Non dirmi ciò che già so: la Costituzione prevede che al temine di ogni ciclo ci sia un esame di Stato. Ma a questo si può senz’altro ovviare, varando una norma che stabilisca che il primo ciclo di istruzione è obbligatorio e decennale. L’art. 34 della Costituzione è chiaro: “L’istruzione inferiore, impartita per almeno otto anni; è obbligatoria e gratuita”. Ribadisco: almeno otto anni! I nostri Padri e Madri Costituenti, tutti uomini e donne di grande valore, sapevano anche vedere lontano. E non è un caso che la nostra Carta è un documento che tutti i cittadini, anche i meno acculturati possono leggere e capire. Ma non farmi pensare a quella riscrittura ignobile del Titolo V, realizzata da soggetti di scarso spessore costituzionale e culturale, che ha creato più problemi che certezze. Per non dire della copiosa riscrittura di articoli chiave sulla quale poi dovremmo esprimerci in autunno con un referendum. In parallelo, occorrerebbe lavorare per il curricolo verticale e giungere a Indicazioni nazionali che investano l’intero decennio dell’ istruzione obbligatoria.

Per l’operazione “primo ciclo di istruzione decennale”, l’Invalsi potrebbe darci una mano. Sarebbe assolutamente scorretto che vi ponessero mano gli anonimi della cosiddetta Buona scuola!!! E la piantasse l’Invalsi di limitarsi a proporre alle scuole prove che, invece di sollecitare consenso, interesse, partecipazione, sono viste come una vessatoria valutazione esterna, anche se prevista dalla legge (Moratti docet), esercitata poi con strumenti il cui valore e spessore io e te conosciamo, ma che i nostri insegnanti, mai formati nella disciplina “valutazione, finalità criteri, strumenti” ravvisano come un’annuale invasione finalizzata al controllo del loro operato.

E l’Invalsi perderebbe così quella fama dell’istituzione cattiva che vuole fare pelo e contropelo a scuole e insegnanti e dimostrerebbe di saper lavorare anche sul concreto istituzionale, culturale, educativo.

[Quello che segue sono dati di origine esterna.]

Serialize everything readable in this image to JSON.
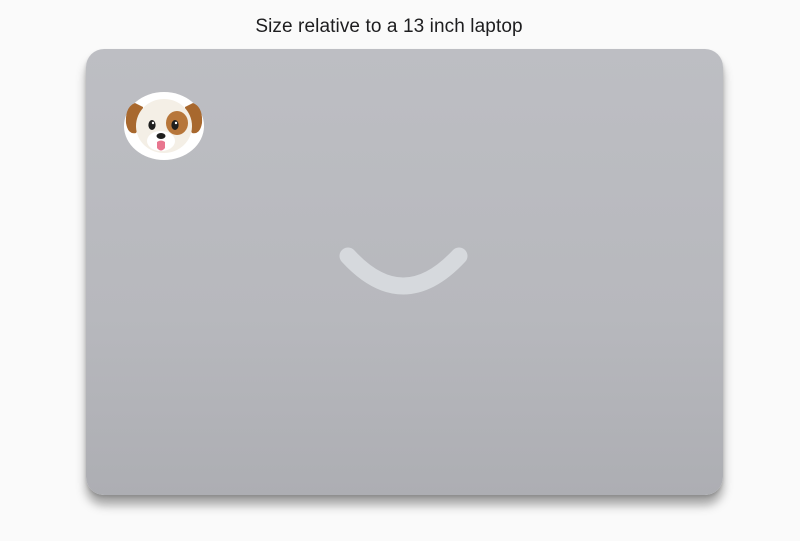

Dimostrerebbe così di non essere il lupo cattivo felice di proporre alle scuole prove di cui gli insegnanti sanno poco e nulla. Come sappiamo, in fatto di docimologia, di misurazione e di valutazione, che costituiscono una disciplina con tanto di statuto, gli insegnanti sano poco o nulla. Eppure la letteratura esiste. Per citare gli italiani, ricorderai senz’altro quei tre bei volumi, uno di Mario Gattullo, “Didattica e docimologia, misurazione e valutazione nella scuola”, del lontano 1967, un altro di Aldo Visalberghi, “Manuale della valutazione” del 1978, l’altro di Benedetto Vertecchi, “Manuale della valutazione, analisi degli apprendimenti”, del 1984.

Si tratta di ricerche attente e documentate sulla docimologia che i nostri insegnanti, in larga misura ignorano. Infatti, dopo queste pubblicazioni… il diluvio!!! E poi qualcuno si è inventato i BES perché il diluvio diventasse uno sciumani!!! Ho sempre detto che la valutazione è una disciplina come la matematica o la chimica. Se non si lancia una grande campagna per una corretta valutazione (ricordo l’operazione che venne effettuata con gli insegnanti elementari in seguito al varo dei nuovi programmi didattici per la scuola primaria del 1985, Ministro pro tempore Falcucci), non andremo da nessuna parte. E non vorrei che i più più e i meno meno fioccassero anche con l’introduzione dei cinque livelli alfabetici al posto dei dieci numerici di sempre.